Blog do Lulu 2.0

Tuesday, September 19, 2006

Não buzine. Gênio pensando.

Inegável que aquilo não era comum. Até para o divã ele já tinha levado o tema, mas só dentro daquele automóvel antigo, que tinha sido de seu pai, conseguia o que julgava ser o máximo em concentração.
Era ali, dentro do sedan dos anos 50, que costumava tomar as decisões que considerava imperativas. Aquele habitáculo era seu templo. Ali meditava, filosofava e tentava encontrar respostas para questões que o perturbavam e que, na opinião dele, eram indeclináveis para o futuro da humanidade. Sendo assim, se distraía com freqüência, vivia dando fechadas, cometendo as maiores imprudências e barbaridades no trânsito. Nada raro, encarava o maior bate-boca com um ou outro motorista mais exaltado.
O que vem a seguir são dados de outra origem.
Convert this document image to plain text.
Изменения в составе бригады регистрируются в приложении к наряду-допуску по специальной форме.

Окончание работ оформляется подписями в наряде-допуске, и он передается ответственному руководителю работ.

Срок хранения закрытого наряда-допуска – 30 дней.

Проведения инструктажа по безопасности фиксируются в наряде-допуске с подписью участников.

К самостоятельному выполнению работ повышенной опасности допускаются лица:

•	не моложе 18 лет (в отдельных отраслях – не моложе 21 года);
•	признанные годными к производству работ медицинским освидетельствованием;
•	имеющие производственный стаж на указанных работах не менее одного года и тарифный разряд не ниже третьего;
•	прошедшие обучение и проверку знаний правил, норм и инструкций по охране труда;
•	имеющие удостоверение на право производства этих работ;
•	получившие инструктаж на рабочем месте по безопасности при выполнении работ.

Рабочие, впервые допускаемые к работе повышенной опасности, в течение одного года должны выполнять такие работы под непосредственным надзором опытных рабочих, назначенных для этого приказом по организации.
Naquele domingo ele acordou mais cedo e inspirado. Passou rapidamente os olhos pelo jornal e saiu dirigindo pela cidade.
Pobre do moço que estava apressado justo naquele dia.
Precisava chegar cedo à Feira do Automóvel para arrumar um bom lugar e expor o carro, seminovo, baixa quilometragem, em excelente estado, que levava para vender.
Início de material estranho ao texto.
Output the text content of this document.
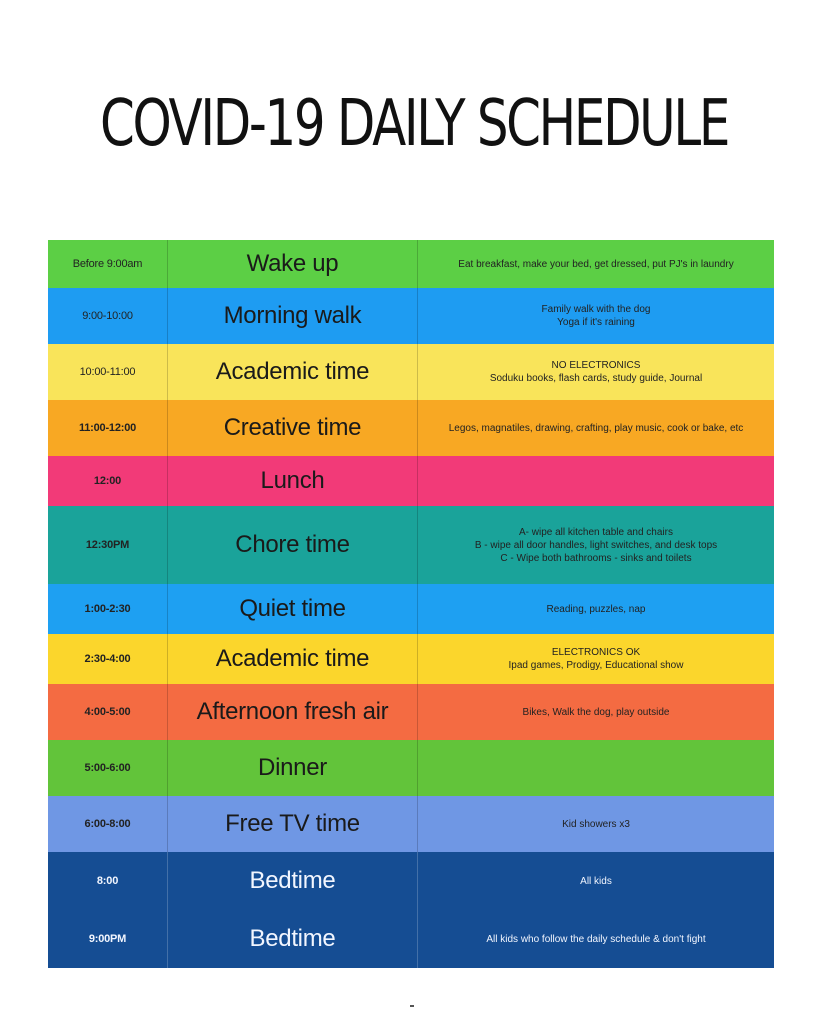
COVID-19 DAILY SCHEDULE
Before 9:00am	Wake up	Eat breakfast, make your bed, get dressed, put PJ's in laundry
9:00-10:00	Morning walk	Family walk with the dog
Yoga if it's raining
10:00-11:00	Academic time	NO ELECTRONICS
Soduku books, flash cards, study guide, Journal
11:00-12:00	Creative time	Legos, magnatiles, drawing, crafting, play music, cook or bake, etc
12:00	Lunch
12:30PM	Chore time	A- wipe all kitchen table and chairs
B - wipe all door handles, light switches, and desk tops
C - Wipe both bathrooms - sinks and toilets
1:00-2:30	Quiet time	Reading, puzzles, nap
2:30-4:00	Academic time	ELECTRONICS OK
Ipad games, Prodigy, Educational show
4:00-5:00	Afternoon fresh air	Bikes, Walk the dog, play outside
5:00-6:00	Dinner
6:00-8:00	Free TV time	Kid showers x3
8:00	Bedtime	All kids
9:00PM	Bedtime	All kids who follow the daily schedule & don't fight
No cruzamento, o motorista da frente não arrancava. A primeira vez, ele achou que fosse algum defeito, tratava-se de uma antiguidade. Diante da imobilidade do condutor, na terceira vez que o semáforo fechou e tornou a abrir, resolveu buzinar. Vai que o velhinho dormiu – pensou.
Foi o bastante para despertar a ira do homem. Mais uma vez tinha sido interrompido numa de suas mais férteis divagações. Sentia que estava perto, mas muito perto mesmo. Próximo como nunca havia estado antes de algo importante, de realizar seu grande sonho, de gritar Eureka a plenos pulmões com causa e razão. Foi exatamente neste momento que o infeliz do moço buzinou.
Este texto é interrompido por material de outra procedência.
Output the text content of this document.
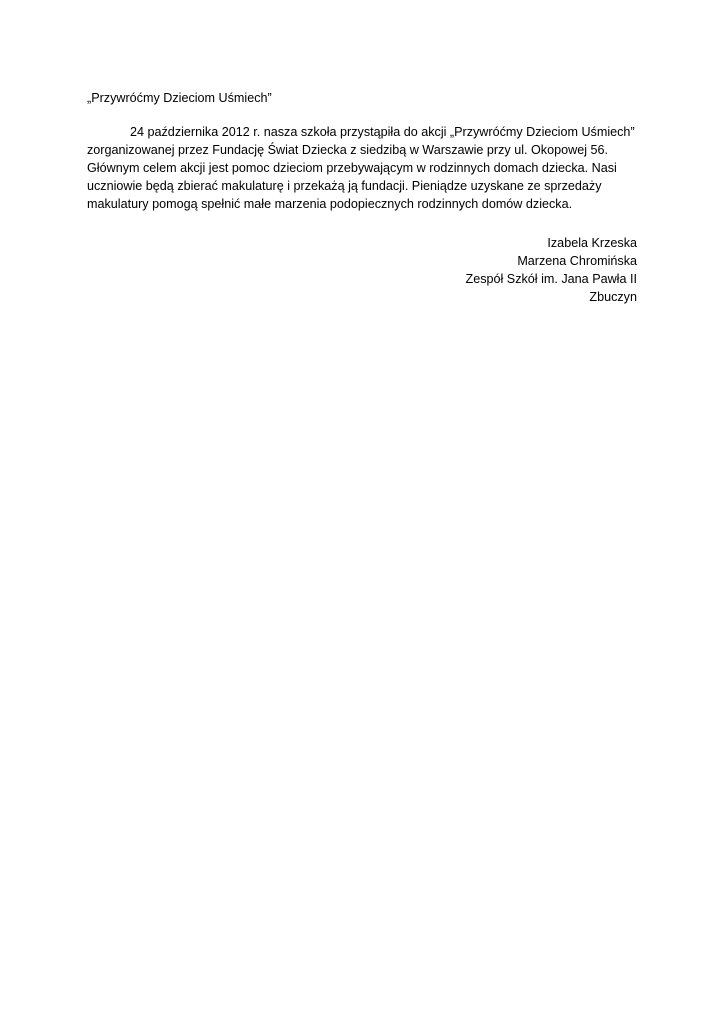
„Przywróćmy Dzieciom Uśmiech”
24 października 2012 r. nasza szkoła przystąpiła do akcji „Przywróćmy Dzieciom Uśmiech”
zorganizowanej przez Fundację Świat Dziecka z siedzibą w Warszawie przy ul. Okopowej 56.
Głównym celem akcji jest pomoc dzieciom przebywającym w rodzinnych domach dziecka. Nasi
uczniowie będą zbierać makulaturę i przekażą ją fundacji. Pieniądze uzyskane ze sprzedaży
makulatury pomogą spełnić małe marzenia podopiecznych rodzinnych domów dziecka.
Izabela Krzeska
Marzena Chromińska
Zespół Szkół im. Jana Pawła II
Zbuczyn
O homem desceu, foi até a janela do carro do pobre que só tentava seguir seu caminho, e deitou falação.
-Ôh cidadão, e se eu fosse um matemático e estivesse prestes a resumir as operações de seleção, projeção, produto cartesiano, união e diferença entre conjuntos, em uma única equação e assim revolucionar a álgebra? Ou fosse eu o dramaturgo ateniense Sófocles, tentando dar outro desfecho a Antígona, sua obra maestra. Imaginou o tamanho do estrago?
O que teria acontecido, por exemplo, se esse buzinaço viesse bem na hora em que Arquimedes estabelecia os princípios básicos da alavanca ou da hidrostática? Ou no momento em que decifrava o valor de Pi? Imaginou uma cornetada dessas na hora em que Einstein se preparava para modificar definitivamente o quadro conceitual da física; no exato momento em que concluía a experiência que lhe deu razão, que provou que o tempo não transcorre na mesma velocidade para a matéria em repouso e para a matéria em aceleração?
Esta constatação simplesmente permitiu compreender a dinâmica do sol e a origem de sua energia, caso o senhor não saiba. Seguindo este raciocínio, eu poderia ser um imortal como James Clerk Maxwell, Charles Darwin, Louis Pasteur, ou até mesmo Isaac Newton. Imaginou: eu inventando o cálculo, formulando as leis da mecânica e do movimento, descobrindo a lei da gravidade, aí vem você e buzina?!
Ah! Faça-me o favor, poderia ter mudado o destino de toda a raça humana.
-O que talvez tivesse sido uma boa, não acha não?!
-Olha a placa… Você está vendendo o carro?
-Não pensador, estou vendendo a buzina! Quer comprar? Escuta só.